2015 war im Bischöflichen Priesterseminar in Trier die Ausstellung Maschinen und Manuskripte –
Digitale Erschließung der Handschriften von St. Matthias
zu sehen, die aus dem Kooperationsprojekt eCodicology hervorgegangen war. Diese Ausstellung kann mittlerweile dauerhaft und kostenlos im Internet besucht werden. Das Kompetenzzentrum für elektronische Erschließungs- und Publikationsverfahren in den Geisteswissenschaften/Trier Center for Digital Humanites (TCDH) hat dafür einen Raum in seinem Virtuellen Museum Digital Humanities eingerichtet.
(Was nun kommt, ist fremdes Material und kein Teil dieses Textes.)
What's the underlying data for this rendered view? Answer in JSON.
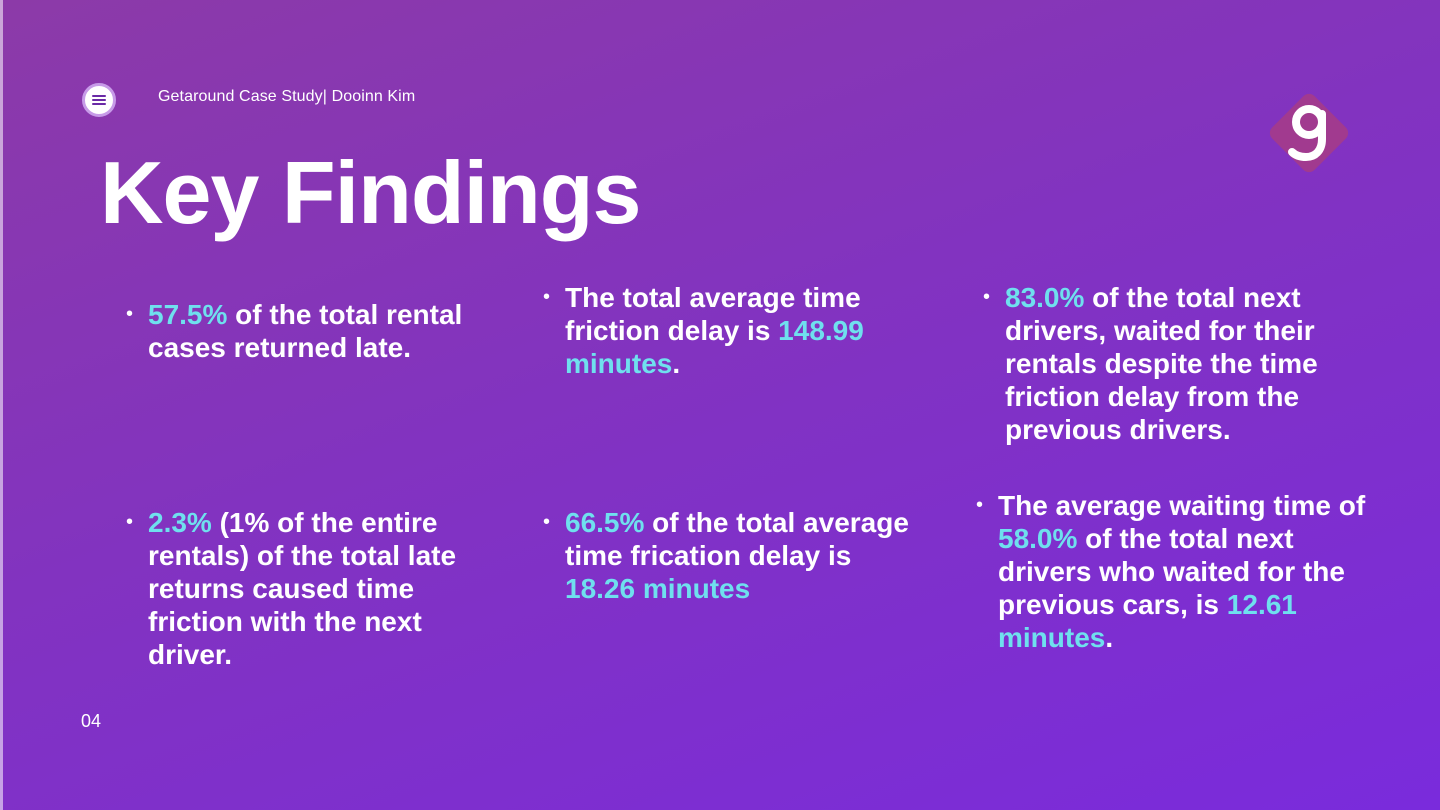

Die Stadt Trier ist reich an alten, kostbaren Büchern und damit ein idealer Ort um
Handschriftenforschung zu betreiben. Das liegt zum einen daran, dass hier im Mittelalter wichtige Auftraggeber lebten – Erzbischof Egbert etwa ließ im 10. Jahrhundert im Kloster Reichenau den weltberühmten Codex Egberti schaffen, der heute in der Schatzkammer der Trierer Stadtbibliothek
bewundert werden kann. Zum andern wurden hier Kodizes gesammelt und hergestellt. Eine maßgebliche Rolle spielte dabei die Benediktinerabtei St.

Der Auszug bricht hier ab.